Whether Barcelona retain their title or Real Madrid reclaim it, the margin will be measured in single digits — just as it was last season, just as it was the season before. Barcelona’s title case rests on one simple premise: no team in Spain can outscore them, and if Umtiti’s arrival means fewer goals conceded, no team can outcompete them either across a full 38-game campaign. The vulnerability is Messi’s fitness — without him this is a different side entirely. Real’s title case rests on Zidane finding an answer to the passive mid-block problem against inferior opposition — converting draws into wins not through quality but through tactical adaptability that last season was never convincingly demonstrated. Atletico’s title case rests on Gameiro giving Griezmann the partnership he has always lacked — because when the Euro 2016 top scorer is carrying the attack alone, one injury or loss of form ends their season before it has truly begun.
The honest question the Atletico section raises but the prediction must answer directly: if their defence is the best in Spain and Gameiro solves the attack, why do they finish third again? The answer is not their record against all three rivals — it is their record against one specifically. Atletico beat Real Madrid 1-0 at the Bernabeu in February, Griezmann coolly finishing past Keylor Navas to silence the home crowd. Against Barcelona however they took nothing.
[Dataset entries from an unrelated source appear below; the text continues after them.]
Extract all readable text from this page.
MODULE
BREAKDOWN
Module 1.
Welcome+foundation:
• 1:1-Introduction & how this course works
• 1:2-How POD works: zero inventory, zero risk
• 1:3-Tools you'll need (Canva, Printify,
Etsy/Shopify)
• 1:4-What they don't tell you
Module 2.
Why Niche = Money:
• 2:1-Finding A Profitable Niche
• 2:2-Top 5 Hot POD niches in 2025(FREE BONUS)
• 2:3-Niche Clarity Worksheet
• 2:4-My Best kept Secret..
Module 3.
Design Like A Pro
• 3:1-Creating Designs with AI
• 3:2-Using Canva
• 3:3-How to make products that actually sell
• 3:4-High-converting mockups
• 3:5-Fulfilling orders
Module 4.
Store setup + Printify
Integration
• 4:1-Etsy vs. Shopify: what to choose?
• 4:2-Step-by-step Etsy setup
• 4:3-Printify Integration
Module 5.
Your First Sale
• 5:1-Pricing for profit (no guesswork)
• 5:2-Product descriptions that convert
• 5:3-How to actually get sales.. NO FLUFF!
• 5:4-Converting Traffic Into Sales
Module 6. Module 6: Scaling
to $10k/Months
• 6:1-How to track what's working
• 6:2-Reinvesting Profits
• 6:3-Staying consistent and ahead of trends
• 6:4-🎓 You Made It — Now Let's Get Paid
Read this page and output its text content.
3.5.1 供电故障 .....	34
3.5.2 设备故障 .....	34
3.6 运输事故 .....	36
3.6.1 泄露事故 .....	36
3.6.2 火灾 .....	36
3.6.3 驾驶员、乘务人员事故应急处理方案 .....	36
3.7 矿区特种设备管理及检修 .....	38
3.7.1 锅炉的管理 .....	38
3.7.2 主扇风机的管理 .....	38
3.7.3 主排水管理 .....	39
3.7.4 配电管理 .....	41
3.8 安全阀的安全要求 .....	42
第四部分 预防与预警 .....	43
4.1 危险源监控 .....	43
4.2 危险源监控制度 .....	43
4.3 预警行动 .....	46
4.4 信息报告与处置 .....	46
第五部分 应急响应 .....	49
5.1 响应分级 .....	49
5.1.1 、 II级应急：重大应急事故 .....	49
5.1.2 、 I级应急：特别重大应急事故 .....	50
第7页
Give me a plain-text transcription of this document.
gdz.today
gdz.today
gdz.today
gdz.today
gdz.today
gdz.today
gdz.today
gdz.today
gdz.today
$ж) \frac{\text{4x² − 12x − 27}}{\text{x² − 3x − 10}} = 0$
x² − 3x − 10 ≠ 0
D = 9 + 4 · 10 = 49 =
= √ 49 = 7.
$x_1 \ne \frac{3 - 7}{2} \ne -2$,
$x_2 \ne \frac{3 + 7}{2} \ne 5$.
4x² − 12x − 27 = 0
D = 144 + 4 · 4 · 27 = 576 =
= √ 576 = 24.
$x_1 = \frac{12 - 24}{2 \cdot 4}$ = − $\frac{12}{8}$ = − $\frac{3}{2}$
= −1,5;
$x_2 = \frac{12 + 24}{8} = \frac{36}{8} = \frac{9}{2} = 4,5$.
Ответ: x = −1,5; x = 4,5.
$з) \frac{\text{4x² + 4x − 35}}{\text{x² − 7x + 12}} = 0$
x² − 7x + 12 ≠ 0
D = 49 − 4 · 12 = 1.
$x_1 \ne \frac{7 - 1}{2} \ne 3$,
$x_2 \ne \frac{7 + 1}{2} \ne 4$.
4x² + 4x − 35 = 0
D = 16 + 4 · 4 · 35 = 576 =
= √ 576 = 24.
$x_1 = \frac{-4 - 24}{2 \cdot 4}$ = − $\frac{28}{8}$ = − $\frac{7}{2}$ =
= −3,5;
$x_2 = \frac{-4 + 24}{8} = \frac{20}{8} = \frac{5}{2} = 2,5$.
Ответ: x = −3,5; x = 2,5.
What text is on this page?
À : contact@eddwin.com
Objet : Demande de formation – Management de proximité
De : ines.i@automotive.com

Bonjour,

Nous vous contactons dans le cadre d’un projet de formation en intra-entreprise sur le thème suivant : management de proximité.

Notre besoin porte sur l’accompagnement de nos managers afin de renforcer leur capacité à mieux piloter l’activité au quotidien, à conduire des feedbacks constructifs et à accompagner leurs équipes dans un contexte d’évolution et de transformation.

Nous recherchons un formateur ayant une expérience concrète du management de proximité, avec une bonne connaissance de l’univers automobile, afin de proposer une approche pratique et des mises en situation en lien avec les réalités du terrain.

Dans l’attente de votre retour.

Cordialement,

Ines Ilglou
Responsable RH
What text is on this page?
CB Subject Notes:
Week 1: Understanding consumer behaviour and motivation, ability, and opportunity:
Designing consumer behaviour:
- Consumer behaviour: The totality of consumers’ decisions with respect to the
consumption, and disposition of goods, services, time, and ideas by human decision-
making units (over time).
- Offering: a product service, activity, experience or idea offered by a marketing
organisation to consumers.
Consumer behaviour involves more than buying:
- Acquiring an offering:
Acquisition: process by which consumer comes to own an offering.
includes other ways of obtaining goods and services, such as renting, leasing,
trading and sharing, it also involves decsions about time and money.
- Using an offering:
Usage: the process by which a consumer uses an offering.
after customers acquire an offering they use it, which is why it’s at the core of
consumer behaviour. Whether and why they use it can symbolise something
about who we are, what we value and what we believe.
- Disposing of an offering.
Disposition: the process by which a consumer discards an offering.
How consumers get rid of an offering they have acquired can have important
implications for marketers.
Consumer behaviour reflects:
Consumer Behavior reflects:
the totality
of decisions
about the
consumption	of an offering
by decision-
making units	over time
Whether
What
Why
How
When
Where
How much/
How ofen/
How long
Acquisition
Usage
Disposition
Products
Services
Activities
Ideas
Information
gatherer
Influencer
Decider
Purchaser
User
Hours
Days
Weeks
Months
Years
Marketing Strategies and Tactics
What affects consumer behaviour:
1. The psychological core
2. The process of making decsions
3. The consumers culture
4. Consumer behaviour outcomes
At the Vicente Calderon in September, Torres gave them the lead only for Neymar and Messi to turn the game completely, winning 2-1. At the Camp Nou in January, Koke scored first before Messi and Suarez replied to secure another 2-1 victory that took Barcelona a giant step toward the title. Zero points from six against the team that wins the league. Until Simeone finds a tactical answer to Messi specifically — not to elite opposition in general, but to that one player who operates in the half-spaces between Atletico’s defensive and midfield lines with a precision no system has yet reliably contained — the margins will keep falling the same way.
The prediction: Barcelona to retain the title by a similarly slim margin. Real Madrid second. Atletico Madrid third — the best team in Spain that the trophy cabinet refuses to acknowledge.